Sir Hardy was acting head of the Special Operations Executive for Belgium during much of the war, and became head of SOE Belgium in 1944.

The documentary, to be broadcast next month, will tell the story of the men and women who went behind enemy lines as part of Winston Churchill's secret army. The SOE, which had its headquarters in Baker Street in London, on the site now occupied by Marks & Spencer, was set up by Churchill on 19 July 1940, the same day Hitler told the Reichstag that Britain's defeat was at hand. The historian Ted Cookridge wrote: "A few strokes of a pen, and a body was created 'to co-ordinate all action by way of subversion and sabotage against the enemy overseas.' Or, as the Prime Minister put it, 'to set Europe ablaze.'"

The organisation was officially established under the Ministry of Economic Warfare, which became known in Whitehall as the "Ministry of Ungentlemanly Warfare". The SOE's main concern, according to the book Britain's Secret Propaganda War by Paul Lashmar and James Oliver,was its work with the resistance groups that sprang up across Europe and the Far East. In 1942 it was also responsible for the assassination of Himmler's deputy Reinhard Heydrich.
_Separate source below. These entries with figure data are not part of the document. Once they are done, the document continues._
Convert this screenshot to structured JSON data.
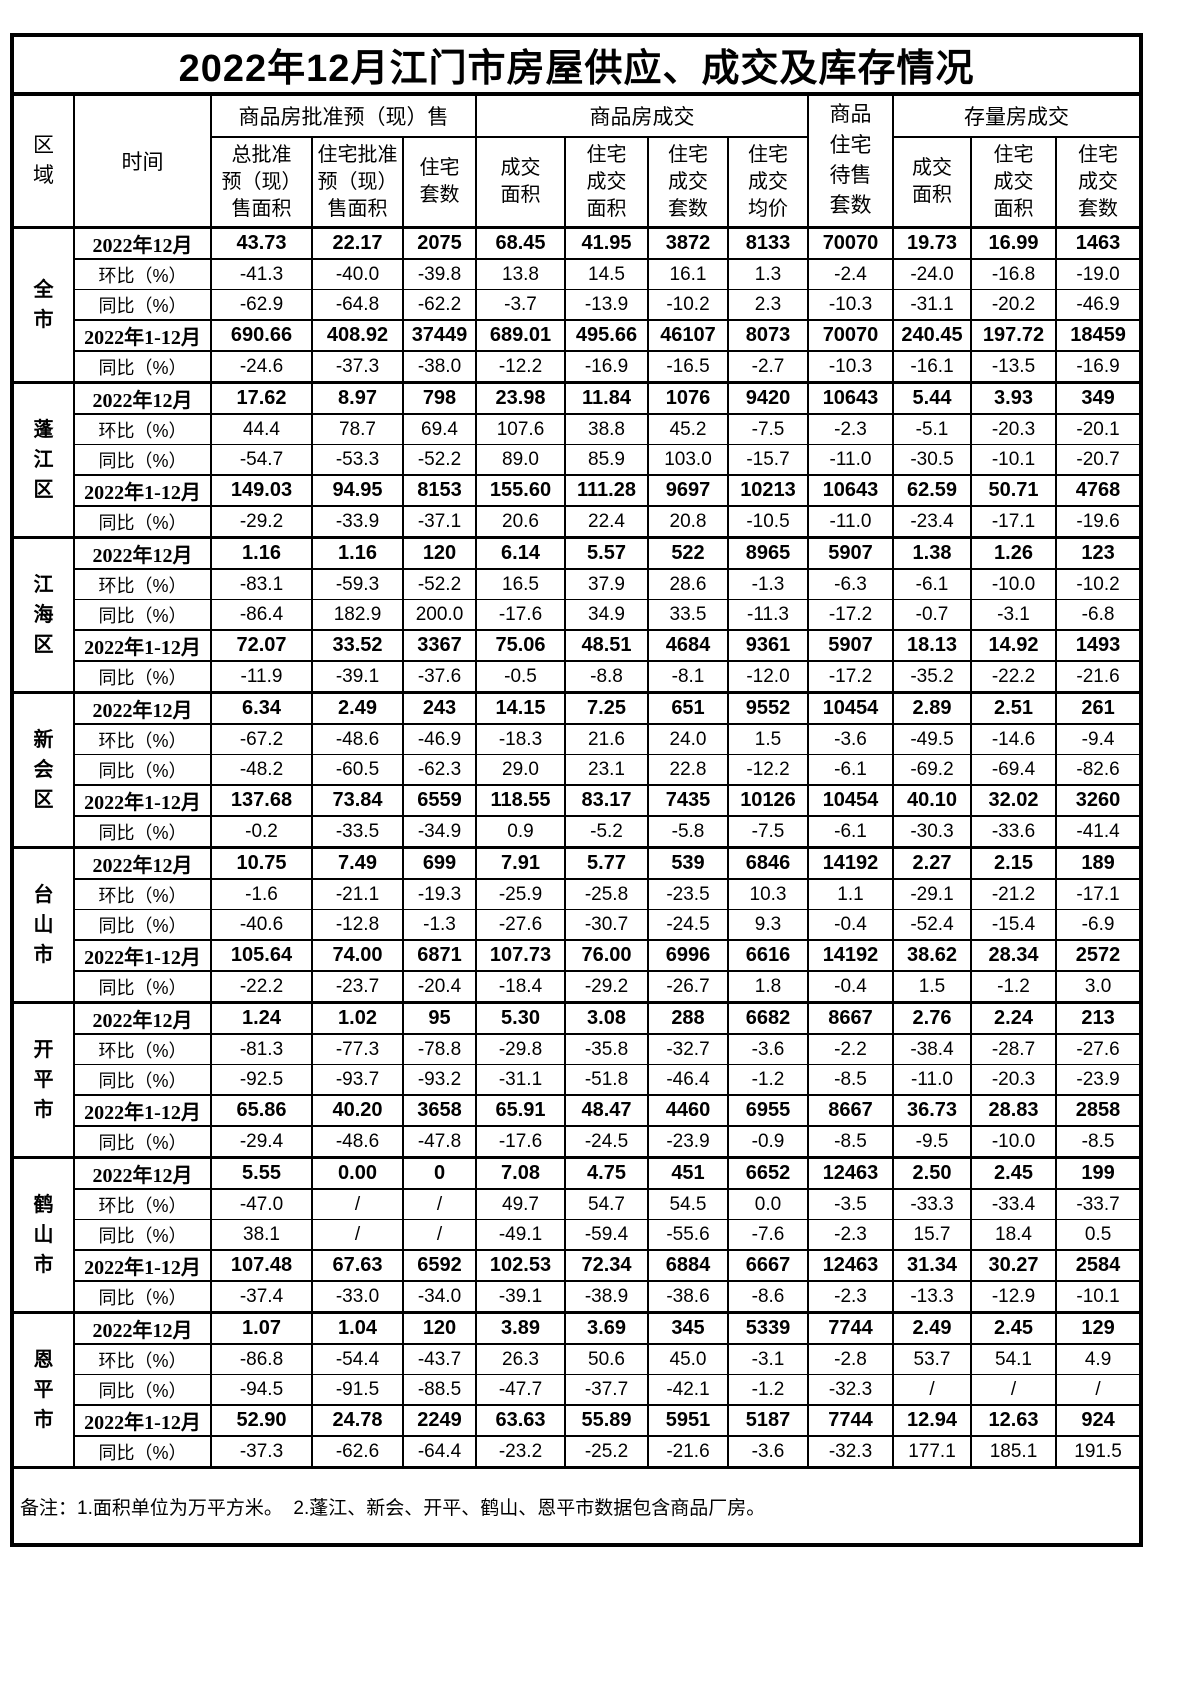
{
  "title": "2022年12月江门市房屋供应、成交及库存情况",
  "header": {
    "region_label": "区\n域",
    "time_label": "时间",
    "group1": {
      "label": "商品房批准预（现）售",
      "cols": [
        "总批准\n预（现）\n售面积",
        "住宅批准\n预（现）\n售面积",
        "住宅\n套数"
      ]
    },
    "group2": {
      "label": "商品房成交",
      "cols": [
        "成交\n面积",
        "住宅\n成交\n面积",
        "住宅\n成交\n套数",
        "住宅\n成交\n均价"
      ]
    },
    "pending_label": "商品\n住宅\n待售\n套数",
    "group3": {
      "label": "存量房成交",
      "cols": [
        "成交\n面积",
        "住宅\n成交\n面积",
        "住宅\n成交\n套数"
      ]
    }
  },
  "regions": [
    {
      "name": "全市",
      "rows": [
        {
          "label": "2022年12月",
          "bold": true,
          "values": [
            "43.73",
            "22.17",
            "2075",
            "68.45",
            "41.95",
            "3872",
            "8133",
            "70070",
            "19.73",
            "16.99",
            "1463"
          ]
        },
        {
          "label": "环比（%）",
          "bold": false,
          "values": [
            "-41.3",
            "-40.0",
            "-39.8",
            "13.8",
            "14.5",
            "16.1",
            "1.3",
            "-2.4",
            "-24.0",
            "-16.8",
            "-19.0"
          ]
        },
        {
          "label": "同比（%）",
          "bold": false,
          "values": [
            "-62.9",
            "-64.8",
            "-62.2",
            "-3.7",
            "-13.9",
            "-10.2",
            "2.3",
            "-10.3",
            "-31.1",
            "-20.2",
            "-46.9"
          ]
        },
        {
          "label": "2022年1-12月",
          "bold": true,
          "values": [
            "690.66",
            "408.92",
            "37449",
            "689.01",
            "495.66",
            "46107",
            "8073",
            "70070",
            "240.45",
            "197.72",
            "18459"
          ]
        },
        {
          "label": "同比（%）",
          "bold": false,
          "values": [
            "-24.6",
            "-37.3",
            "-38.0",
            "-12.2",
            "-16.9",
            "-16.5",
            "-2.7",
            "-10.3",
            "-16.1",
            "-13.5",
            "-16.9"
          ]
        }
      ]
    },
    {
      "name": "蓬江区",
      "rows": [
        {
          "label": "2022年12月",
          "bold": true,
          "values": [
            "17.62",
            "8.97",
            "798",
            "23.98",
            "11.84",
            "1076",
            "9420",
            "10643",
            "5.44",
            "3.93",
            "349"
          ]
        },
        {
          "label": "环比（%）",
          "bold": false,
          "values": [
            "44.4",
            "78.7",
            "69.4",
            "107.6",
            "38.8",
            "45.2",
            "-7.5",
            "-2.3",
            "-5.1",
            "-20.3",
            "-20.1"
          ]
        },
        {
          "label": "同比（%）",
          "bold": false,
          "values": [
            "-54.7",
            "-53.3",
            "-52.2",
            "89.0",
            "85.9",
            "103.0",
            "-15.7",
            "-11.0",
            "-30.5",
            "-10.1",
            "-20.7"
          ]
        },
        {
          "label": "2022年1-12月",
          "bold": true,
          "values": [
            "149.03",
            "94.95",
            "8153",
            "155.60",
            "111.28",
            "9697",
            "10213",
            "10643",
            "62.59",
            "50.71",
            "4768"
          ]
        },
        {
          "label": "同比（%）",
          "bold": false,
          "values": [
            "-29.2",
            "-33.9",
            "-37.1",
            "20.6",
            "22.4",
            "20.8",
            "-10.5",
            "-11.0",
            "-23.4",
            "-17.1",
            "-19.6"
          ]
        }
      ]
    },
    {
      "name": "江海区",
      "rows": [
        {
          "label": "2022年12月",
          "bold": true,
          "values": [
            "1.16",
            "1.16",
            "120",
            "6.14",
            "5.57",
            "522",
            "8965",
            "5907",
            "1.38",
            "1.26",
            "123"
          ]
        },
        {
          "label": "环比（%）",
          "bold": false,
          "values": [
            "-83.1",
            "-59.3",
            "-52.2",
            "16.5",
            "37.9",
            "28.6",
            "-1.3",
            "-6.3",
            "-6.1",
            "-10.0",
            "-10.2"
          ]
        },
        {
          "label": "同比（%）",
          "bold": false,
          "values": [
            "-86.4",
            "182.9",
            "200.0",
            "-17.6",
            "34.9",
            "33.5",
            "-11.3",
            "-17.2",
            "-0.7",
            "-3.1",
            "-6.8"
          ]
        },
        {
          "label": "2022年1-12月",
          "bold": true,
          "values": [
            "72.07",
            "33.52",
            "3367",
            "75.06",
            "48.51",
            "4684",
            "9361",
            "5907",
            "18.13",
            "14.92",
            "1493"
          ]
        },
        {
          "label": "同比（%）",
          "bold": false,
          "values": [
            "-11.9",
            "-39.1",
            "-37.6",
            "-0.5",
            "-8.8",
            "-8.1",
            "-12.0",
            "-17.2",
            "-35.2",
            "-22.2",
            "-21.6"
          ]
        }
      ]
    },
    {
      "name": "新会区",
      "rows": [
        {
          "label": "2022年12月",
          "bold": true,
          "values": [
            "6.34",
            "2.49",
            "243",
            "14.15",
            "7.25",
            "651",
            "9552",
            "10454",
            "2.89",
            "2.51",
            "261"
          ]
        },
        {
          "label": "环比（%）",
          "bold": false,
          "values": [
            "-67.2",
            "-48.6",
            "-46.9",
            "-18.3",
            "21.6",
            "24.0",
            "1.5",
            "-3.6",
            "-49.5",
            "-14.6",
            "-9.4"
          ]
        },
        {
          "label": "同比（%）",
          "bold": false,
          "values": [
            "-48.2",
            "-60.5",
            "-62.3",
            "29.0",
            "23.1",
            "22.8",
            "-12.2",
            "-6.1",
            "-69.2",
            "-69.4",
            "-82.6"
          ]
        },
        {
          "label": "2022年1-12月",
          "bold": true,
          "values": [
            "137.68",
            "73.84",
            "6559",
            "118.55",
            "83.17",
            "7435",
            "10126",
            "10454",
            "40.10",
            "32.02",
            "3260"
          ]
        },
        {
          "label": "同比（%）",
          "bold": false,
          "values": [
            "-0.2",
            "-33.5",
            "-34.9",
            "0.9",
            "-5.2",
            "-5.8",
            "-7.5",
            "-6.1",
            "-30.3",
            "-33.6",
            "-41.4"
          ]
        }
      ]
    },
    {
      "name": "台山市",
      "rows": [
        {
          "label": "2022年12月",
          "bold": true,
          "values": [
            "10.75",
            "7.49",
            "699",
            "7.91",
            "5.77",
            "539",
            "6846",
            "14192",
            "2.27",
            "2.15",
            "189"
          ]
        },
        {
          "label": "环比（%）",
          "bold": false,
          "values": [
            "-1.6",
            "-21.1",
            "-19.3",
            "-25.9",
            "-25.8",
            "-23.5",
            "10.3",
            "1.1",
            "-29.1",
            "-21.2",
            "-17.1"
          ]
        },
        {
          "label": "同比（%）",
          "bold": false,
          "values": [
            "-40.6",
            "-12.8",
            "-1.3",
            "-27.6",
            "-30.7",
            "-24.5",
            "9.3",
            "-0.4",
            "-52.4",
            "-15.4",
            "-6.9"
          ]
        },
        {
          "label": "2022年1-12月",
          "bold": true,
          "values": [
            "105.64",
            "74.00",
            "6871",
            "107.73",
            "76.00",
            "6996",
            "6616",
            "14192",
            "38.62",
            "28.34",
            "2572"
          ]
        },
        {
          "label": "同比（%）",
          "bold": false,
          "values": [
            "-22.2",
            "-23.7",
            "-20.4",
            "-18.4",
            "-29.2",
            "-26.7",
            "1.8",
            "-0.4",
            "1.5",
            "-1.2",
            "3.0"
          ]
        }
      ]
    },
    {
      "name": "开平市",
      "rows": [
        {
          "label": "2022年12月",
          "bold": true,
          "values": [
            "1.24",
            "1.02",
            "95",
            "5.30",
            "3.08",
            "288",
            "6682",
            "8667",
            "2.76",
            "2.24",
            "213"
          ]
        },
        {
          "label": "环比（%）",
          "bold": false,
          "values": [
            "-81.3",
            "-77.3",
            "-78.8",
            "-29.8",
            "-35.8",
            "-32.7",
            "-3.6",
            "-2.2",
            "-38.4",
            "-28.7",
            "-27.6"
          ]
        },
        {
          "label": "同比（%）",
          "bold": false,
          "values": [
            "-92.5",
            "-93.7",
            "-93.2",
            "-31.1",
            "-51.8",
            "-46.4",
            "-1.2",
            "-8.5",
            "-11.0",
            "-20.3",
            "-23.9"
          ]
        },
        {
          "label": "2022年1-12月",
          "bold": true,
          "values": [
            "65.86",
            "40.20",
            "3658",
            "65.91",
            "48.47",
            "4460",
            "6955",
            "8667",
            "36.73",
            "28.83",
            "2858"
          ]
        },
        {
          "label": "同比（%）",
          "bold": false,
          "values": [
            "-29.4",
            "-48.6",
            "-47.8",
            "-17.6",
            "-24.5",
            "-23.9",
            "-0.9",
            "-8.5",
            "-9.5",
            "-10.0",
            "-8.5"
          ]
        }
      ]
    },
    {
      "name": "鹤山市",
      "rows": [
        {
          "label": "2022年12月",
          "bold": true,
          "values": [
            "5.55",
            "0.00",
            "0",
            "7.08",
            "4.75",
            "451",
            "6652",
            "12463",
            "2.50",
            "2.45",
            "199"
          ]
        },
        {
          "label": "环比（%）",
          "bold": false,
          "values": [
            "-47.0",
            "/",
            "/",
            "49.7",
            "54.7",
            "54.5",
            "0.0",
            "-3.5",
            "-33.3",
            "-33.4",
            "-33.7"
          ]
        },
        {
          "label": "同比（%）",
          "bold": false,
          "values": [
            "38.1",
            "/",
            "/",
            "-49.1",
            "-59.4",
            "-55.6",
            "-7.6",
            "-2.3",
            "15.7",
            "18.4",
            "0.5"
          ]
        },
        {
          "label": "2022年1-12月",
          "bold": true,
          "values": [
            "107.48",
            "67.63",
            "6592",
            "102.53",
            "72.34",
            "6884",
            "6667",
            "12463",
            "31.34",
            "30.27",
            "2584"
          ]
        },
        {
          "label": "同比（%）",
          "bold": false,
          "values": [
            "-37.4",
            "-33.0",
            "-34.0",
            "-39.1",
            "-38.9",
            "-38.6",
            "-8.6",
            "-2.3",
            "-13.3",
            "-12.9",
            "-10.1"
          ]
        }
      ]
    },
    {
      "name": "恩平市",
      "rows": [
        {
          "label": "2022年12月",
          "bold": true,
          "values": [
            "1.07",
            "1.04",
            "120",
            "3.89",
            "3.69",
            "345",
            "5339",
            "7744",
            "2.49",
            "2.45",
            "129"
          ]
        },
        {
          "label": "环比（%）",
          "bold": false,
          "values": [
            "-86.8",
            "-54.4",
            "-43.7",
            "26.3",
            "50.6",
            "45.0",
            "-3.1",
            "-2.8",
            "53.7",
            "54.1",
            "4.9"
          ]
        },
        {
          "label": "同比（%）",
          "bold": false,
          "values": [
            "-94.5",
            "-91.5",
            "-88.5",
            "-47.7",
            "-37.7",
            "-42.1",
            "-1.2",
            "-32.3",
            "/",
            "/",
            "/"
          ]
        },
        {
          "label": "2022年1-12月",
          "bold": true,
          "values": [
            "52.90",
            "24.78",
            "2249",
            "63.63",
            "55.89",
            "5951",
            "5187",
            "7744",
            "12.94",
            "12.63",
            "924"
          ]
        },
        {
          "label": "同比（%）",
          "bold": false,
          "values": [
            "-37.3",
            "-62.6",
            "-64.4",
            "-23.2",
            "-25.2",
            "-21.6",
            "-3.6",
            "-32.3",
            "177.1",
            "185.1",
            "191.5"
          ]
        }
      ]
    }
  ],
  "note": "备注：1.面积单位为万平方米。  2.蓬江、新会、开平、鹤山、恩平市数据包含商品厂房。"
}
Hardy Amies' association with the SOE is in his Who's Who entry, as is his love of opera, tennis, gardening and needlepoint. Although he joined the Intelligence Corps in 1939, he was even then a man of fashion as the managing designer at Lachasse in London's West End. But he gained national fame in 1955 when he became Dressmaker by Appointment to HM The Queen.

The son of a court dressmaker, Hardy Amies founded his own fashion house in 1946 in Savile Row after buying the building at a knock-down price because of bomb damage. His business took off in the postwar years when customers, who had been deprived of new dresses for the preceding years, snapped up his elegant, traditional designs. He is said to be the master of the little dress that serves as a backdrop to his clients' jewellery. Although the style always reflected the English upper class, his designs were most popular with American, Canadian and Japanese buyers.

His clients have included Lady Diana Cooper, Sally Burton, Elaine Paige and members of the Rothschild family. Because of his inability to draw, he has always collaborated with artists, and he envisages the finished article "working for its living" - at a party or wedding, or coming down a staircase.